Sweating buckets when the AC goes out during a heat wave
By Ben Krull
I turned the knob and nothing happened. Don’t panic, I told myself, as sun poured through the blinds.
It was a 90-degree Sunday earlier this summer and the window air-conditioner in my studio apartment was dead. First came denial: the four-year-old machine just needed to ease into the June heat. All it needed was some rest.
Then came anger: I cleaned my filter every six weeks, just like the operator’s manual instructed. It was too young to die—I’ll sue!
Finally came acceptance: It was a lemon and nothing could be done to change that. I would get a new one and move on.
I headed to PC Richard’s on East 86th Street, where my salesperson matched me with an 8,000 BTU air-conditioner. But the earliest it could be delivered was Friday, five days away.
Checking the long-range forecast I broke into a cold sweat, on top of the hot sweat already dripping from my pores. I bought two desk fans and braced myself.
To get some ideas on how to cope with the heat, I researched ancient cooling techniques. I learned that people once avoided the heat by living in underground caves. My experience with subway platforms dissuaded me from pursuing that cooling option.

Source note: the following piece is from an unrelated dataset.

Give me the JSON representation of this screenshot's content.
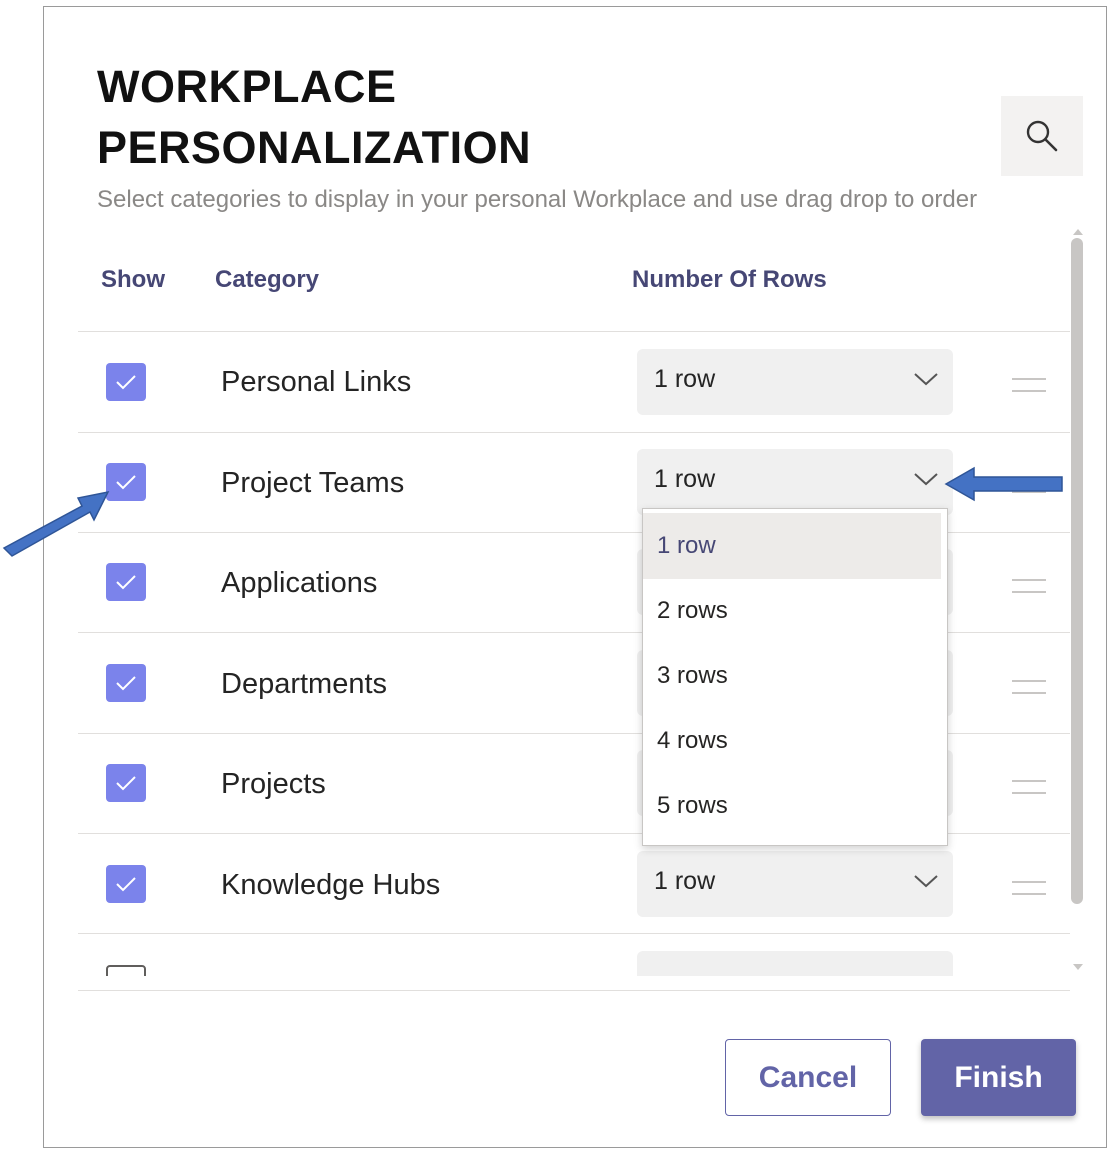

Our modern predecessors would sleep on fire escapes on hot evenings. Although my building has a fire escape, I never seriously considered that option.
Apparently the summer streets in old New York weren’t populated by drunken twentysomethings partying into the night, or by cars honking their way through traffic. Besides, the sight of someone curled up on a fire escape at 3 a. m. would likely draw 911 calls from my neighbors.
That left the desk fan as the only defense against my apartment’s tropical conditions. With the fans pointed at my bed, I was able to sleep comfortably through the night. The problem was when I was up and moving around.
My morning coffee made me schvitz like I was in a sauna, while walking out of range of my fans put me in danger of heat stroke.
Even a cold shower couldn’t help. By the time I toweled myself off, I produced enough perspiration to undo the ameliorative effects of soap and deodorant.
The afternoon my new air-conditioner was delivered I was in my apartment, happily clearing space in a closet to store my soon-to-be unneeded fans.
“This unit will never cool your apartment,” the AC installer said. “You need 12,000 BTUs and this is only 8,000.”
I had given the salesperson the wrong measurements for my apartment. I ordered a new machine but it would be two weeks before I could arrange to be present for the delivery.
The heat wave continued, making me feel like I was in a reality television show: Which contestant can hold out the longest? Text “105 In The Shade” to vote!
Clearly God was testing me. I made it through the next two weeks by repeating the mantra “this too shall pass.”
On what was supposed to be the last day of my ordeal the delivery crew was four hours late. Would this endurance test ever end?
This time the installation of my new air-conditioner went as planned. But the old machine developed separation anxiety.
While removing the lemon from my studio, the workmen broke my building’s elevator with the unit inside. They left with the elevator and AC still stuck between floors.
Despite the crew’s tardy entrance and sloppy exit, I was so grateful to have a cool apartment that I gave them a really fat tip.
Ben Krull is a lawyer and essayist who lives on the Upper East Side.